1968
Robert Smithson did not discuss Max Neuhaus in his essay "A Museum of Language in the Vicinity of Art." The essay was published in 1968, a period when Neuhaus was shifting his focus from musical performance to site-specific sound installations. While Smithson's writings did not engage with Neuhaus directly, critics and art historians have identified significant conceptual overlaps between their work, particularly in their shared interest in site-specificity and the subversion of institutional art frameworks.
Conceptual parallels between Smithson and Neuhaus
- Site-specificity and space:
- Smithson: Known for his land art projects like Spiral Jetty (1970), Smithson was a central figure in the movement towards site-specific art, where the artwork is intrinsically tied to its location and cannot be moved without losing its meaning.
- Neuhaus: He is recognized as a pioneer in using sound for site-specific installations, famously with works like Times Square (1977). Neuhaus used the unique acoustic and architectural properties of a site to create his works, making the sound inseparable from its location. His work similarly resists the traditional art market's focus on portable objects.

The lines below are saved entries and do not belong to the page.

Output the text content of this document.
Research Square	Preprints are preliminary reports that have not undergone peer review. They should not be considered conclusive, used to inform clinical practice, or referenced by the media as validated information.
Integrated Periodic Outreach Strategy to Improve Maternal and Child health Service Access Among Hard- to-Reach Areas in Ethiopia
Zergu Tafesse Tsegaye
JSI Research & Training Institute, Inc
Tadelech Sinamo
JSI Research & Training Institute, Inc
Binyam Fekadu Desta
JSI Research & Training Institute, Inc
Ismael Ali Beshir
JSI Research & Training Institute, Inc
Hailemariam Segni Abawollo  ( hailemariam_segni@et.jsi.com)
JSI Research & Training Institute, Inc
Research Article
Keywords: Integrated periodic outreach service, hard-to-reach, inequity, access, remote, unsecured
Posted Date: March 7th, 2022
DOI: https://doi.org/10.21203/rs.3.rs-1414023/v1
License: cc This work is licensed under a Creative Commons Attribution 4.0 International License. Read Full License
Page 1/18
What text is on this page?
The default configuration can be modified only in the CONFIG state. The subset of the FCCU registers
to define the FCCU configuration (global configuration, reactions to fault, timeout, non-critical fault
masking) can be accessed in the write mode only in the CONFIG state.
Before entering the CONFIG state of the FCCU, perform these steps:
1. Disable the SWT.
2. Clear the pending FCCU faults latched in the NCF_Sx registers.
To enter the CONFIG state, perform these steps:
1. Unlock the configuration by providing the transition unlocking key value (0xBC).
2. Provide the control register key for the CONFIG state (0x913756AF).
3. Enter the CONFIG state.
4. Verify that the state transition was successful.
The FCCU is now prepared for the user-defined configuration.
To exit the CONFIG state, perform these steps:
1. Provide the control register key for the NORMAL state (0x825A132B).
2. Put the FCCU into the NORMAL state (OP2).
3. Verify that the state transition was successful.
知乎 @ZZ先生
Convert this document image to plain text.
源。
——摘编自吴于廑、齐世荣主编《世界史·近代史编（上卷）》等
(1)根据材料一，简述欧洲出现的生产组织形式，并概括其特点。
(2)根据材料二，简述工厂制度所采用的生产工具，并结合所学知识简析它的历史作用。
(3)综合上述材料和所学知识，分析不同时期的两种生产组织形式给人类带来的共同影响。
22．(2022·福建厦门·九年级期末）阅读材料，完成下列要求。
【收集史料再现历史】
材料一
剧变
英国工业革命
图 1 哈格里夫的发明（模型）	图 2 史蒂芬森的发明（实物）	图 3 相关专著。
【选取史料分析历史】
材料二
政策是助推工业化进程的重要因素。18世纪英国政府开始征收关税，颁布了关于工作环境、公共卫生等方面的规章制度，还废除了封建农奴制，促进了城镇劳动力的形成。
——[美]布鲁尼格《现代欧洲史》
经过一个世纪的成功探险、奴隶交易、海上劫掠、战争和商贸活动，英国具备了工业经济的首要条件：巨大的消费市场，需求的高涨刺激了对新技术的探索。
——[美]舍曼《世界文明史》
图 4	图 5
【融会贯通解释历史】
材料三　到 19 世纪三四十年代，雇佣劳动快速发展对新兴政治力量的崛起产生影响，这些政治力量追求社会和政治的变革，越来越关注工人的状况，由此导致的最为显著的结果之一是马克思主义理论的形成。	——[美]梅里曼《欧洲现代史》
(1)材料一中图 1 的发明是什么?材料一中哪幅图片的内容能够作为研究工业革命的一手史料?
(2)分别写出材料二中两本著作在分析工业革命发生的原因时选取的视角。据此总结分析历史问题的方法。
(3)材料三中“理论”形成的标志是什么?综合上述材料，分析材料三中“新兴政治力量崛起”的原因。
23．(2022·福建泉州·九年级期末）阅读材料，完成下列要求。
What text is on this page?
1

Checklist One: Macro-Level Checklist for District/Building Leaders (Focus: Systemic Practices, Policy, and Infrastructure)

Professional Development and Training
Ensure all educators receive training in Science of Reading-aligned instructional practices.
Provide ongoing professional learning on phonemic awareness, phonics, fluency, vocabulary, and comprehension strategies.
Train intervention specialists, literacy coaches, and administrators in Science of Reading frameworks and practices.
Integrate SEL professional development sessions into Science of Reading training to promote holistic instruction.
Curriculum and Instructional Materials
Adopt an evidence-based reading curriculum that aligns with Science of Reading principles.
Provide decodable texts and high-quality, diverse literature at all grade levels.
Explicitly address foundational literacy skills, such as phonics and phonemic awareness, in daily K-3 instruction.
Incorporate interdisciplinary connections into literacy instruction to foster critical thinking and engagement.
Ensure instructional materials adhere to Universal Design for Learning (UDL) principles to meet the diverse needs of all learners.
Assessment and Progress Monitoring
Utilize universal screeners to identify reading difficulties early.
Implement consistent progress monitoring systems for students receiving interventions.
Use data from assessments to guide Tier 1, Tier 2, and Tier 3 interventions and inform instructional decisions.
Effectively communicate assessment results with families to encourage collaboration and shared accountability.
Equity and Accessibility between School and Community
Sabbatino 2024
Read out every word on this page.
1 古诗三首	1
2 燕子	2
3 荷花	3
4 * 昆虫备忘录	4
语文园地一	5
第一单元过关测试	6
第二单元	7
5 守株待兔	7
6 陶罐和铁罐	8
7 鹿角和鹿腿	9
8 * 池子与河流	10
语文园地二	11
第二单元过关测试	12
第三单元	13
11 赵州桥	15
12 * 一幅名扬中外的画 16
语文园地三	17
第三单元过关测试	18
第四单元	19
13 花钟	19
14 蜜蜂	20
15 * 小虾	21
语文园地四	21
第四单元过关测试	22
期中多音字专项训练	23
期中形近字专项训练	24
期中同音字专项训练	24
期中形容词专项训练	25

- Subversion of institutional spaces:
- Smithson's "Museum of Language": This essay critiqued the art establishment's tendency to contain and neutralize art through classification and language. It proposed an alternative space for language, an adjacent "museum," to challenge the institutional framework of art and its verbal interpretation.
- Neuhaus's public sound works: Neuhaus moved his art out of the concert hall and into public spaces like streets and stairwells (Times Square, ), bypassing traditional art institutions. His installations are often so subtle that they exist almost outside the typical structures of art consumption, blending into the ambient noise and requiring a different mode of attentive listening. This approach aligns with Smithson's critique of the institutional "museum" and his desire to recontextualize art within the broader environment.
- Smithson: While working with concrete materials, Smithson was concerned with geological time and entropic processes that worked against the static permanence of a museum object.
- Neuhaus: His work is ephemeral and invisible. The art itself is the sound, which is fleeting and constantly in flux with the environment, rather than a solid object. This immateriality is a radical departure from traditional art, much like Smithson's resistance to creating portable, collectible objects.
In essence, while Smithson critiqued the institutional packaging of art through the medium of language, Neuhaus achieved a similar subversion through the medium of sound. Both artists moved away from producing objects for galleries, choosing instead to create works deeply embedded in their physical sites, forcing a reconsideration of how art is perceived, experienced, and discussed.